WASHINGTON — WASHINGTON -- The nation's leading business organization said yesterday that it was ready to pursue commonality rather than conflict with the Democratic administration of President-elect Bill Clinton.

"We are quite clear that there is going to be a time down the road for us to disagree and for us to have more than a few, if you will, battles," said William T. Archey, chief lobbyist for the U.S. Chamber of Commerce. "But that is not the way the chamber wants to start out.


"It's a new ballgame," he said. "We want to see Bill Clinton succeed because we think the country needs him to succeed."

Speaking at a news conference in Washington yesterday, Mr. Archey said that officials at the chamber, which made no presidential endorsement during the campaign, were heartened by the "extraordinarily positive" attitude from business executives in Arkansas toward Mr. Clinton's years as governor.


Among the issues on which the chamber sees the prospect of cooperation with the new administration:

* The need for a balanced package of economic stimulus and deficit reduction.

* Tax breaks to foster investment.

* Health-care cost containment and reform.

* Passage of a balanced budget amendment.

* A new emphasis on industrial training, although the chamber has misgivings about a mandated tax equal to 1.5 percent of payroll, which Mr. Clinton has proposed levying to pay for such training.

* Civilian use of military research money.

* A shared readiness for closer government-business relations.


"I am quite confident we can work with the new president and come up with a pro-growth package that will get the economy going again," said Lawrence A. Hunter, the chamber's chief economist.

He also noted a "growing agreement . . . that we can stop wringing our hands quite so much about the deficit in the near term if there is a long-term commitment to deficit reduction."

Many economists expect Mr. Clinton to increase the deficit initially to produce the economic growth needed to reduce it later. Mr. Hunter said the chamber, which represents more than 200,000 businesses and 2,850 state and local chambers

throughout the country, favors stimulating growth through immediate tax cuts, with a long-term commitment to cut spending.

Among issues that could lead to conflict, however, are:

* Increased taxes on the wealthy.


* Political use of economic sanctions to pressure foreign governments.

* Over-regulation of industry.

* Stricter tax enforcement on foreign corporations, which could invite retaliation against U.S. companies.

* The use of narrowly targeted investment tax credits to shape a federal industrial policy.

* Strengthened environmental enforcement, with chief executive officers possibly being held personally responsible for corporate violations.

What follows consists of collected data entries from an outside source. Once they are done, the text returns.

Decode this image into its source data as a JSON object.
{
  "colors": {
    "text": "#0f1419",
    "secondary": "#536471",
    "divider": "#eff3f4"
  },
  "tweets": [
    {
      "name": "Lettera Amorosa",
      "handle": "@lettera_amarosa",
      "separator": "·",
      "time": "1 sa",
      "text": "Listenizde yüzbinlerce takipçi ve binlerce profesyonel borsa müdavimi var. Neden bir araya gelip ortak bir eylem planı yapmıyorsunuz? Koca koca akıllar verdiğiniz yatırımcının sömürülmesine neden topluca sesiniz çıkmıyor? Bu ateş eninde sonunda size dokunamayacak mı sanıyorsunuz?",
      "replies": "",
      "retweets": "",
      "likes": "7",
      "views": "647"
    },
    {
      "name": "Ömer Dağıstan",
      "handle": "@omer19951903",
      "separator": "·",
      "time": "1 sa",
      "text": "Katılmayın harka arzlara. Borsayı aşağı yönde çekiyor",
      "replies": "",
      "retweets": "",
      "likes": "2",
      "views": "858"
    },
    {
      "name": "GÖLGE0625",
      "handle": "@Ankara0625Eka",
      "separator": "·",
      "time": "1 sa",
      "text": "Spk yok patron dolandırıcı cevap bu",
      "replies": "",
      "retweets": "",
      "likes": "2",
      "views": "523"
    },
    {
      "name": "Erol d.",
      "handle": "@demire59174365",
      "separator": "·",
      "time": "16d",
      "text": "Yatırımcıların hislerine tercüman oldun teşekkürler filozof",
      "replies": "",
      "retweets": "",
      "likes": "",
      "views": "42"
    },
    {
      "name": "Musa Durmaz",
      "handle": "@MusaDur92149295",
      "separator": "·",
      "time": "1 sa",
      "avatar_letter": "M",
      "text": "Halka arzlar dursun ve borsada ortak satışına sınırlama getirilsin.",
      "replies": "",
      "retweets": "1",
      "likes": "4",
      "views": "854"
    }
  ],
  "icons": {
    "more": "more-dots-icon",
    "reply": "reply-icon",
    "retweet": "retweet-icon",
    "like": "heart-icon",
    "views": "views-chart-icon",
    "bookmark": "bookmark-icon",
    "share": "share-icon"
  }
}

* The pursuit of a labor relations policy that runs counter to business interests.


Jeffrey H. Joseph, chamber vice president for domestic policy, noted that organized labor had supported Mr. Clinton's election and would seek "to get everything that has been pent up for the past 20 years."

"A number of the people in the business community are nervous about this area," said Mr. Joseph, who said he expected the new administration to push for the sort of family leave legislation vetoed by President Bush, to tighten worker safety and health standards and to introduce minimum-wage legislation.

On international affairs, the chamber welcomed Mr. Clinton's plan to elevate economics to a high priority of U.S. foreign policy and to create an Economic Security Council, which would coordinate global and domestic economic policies.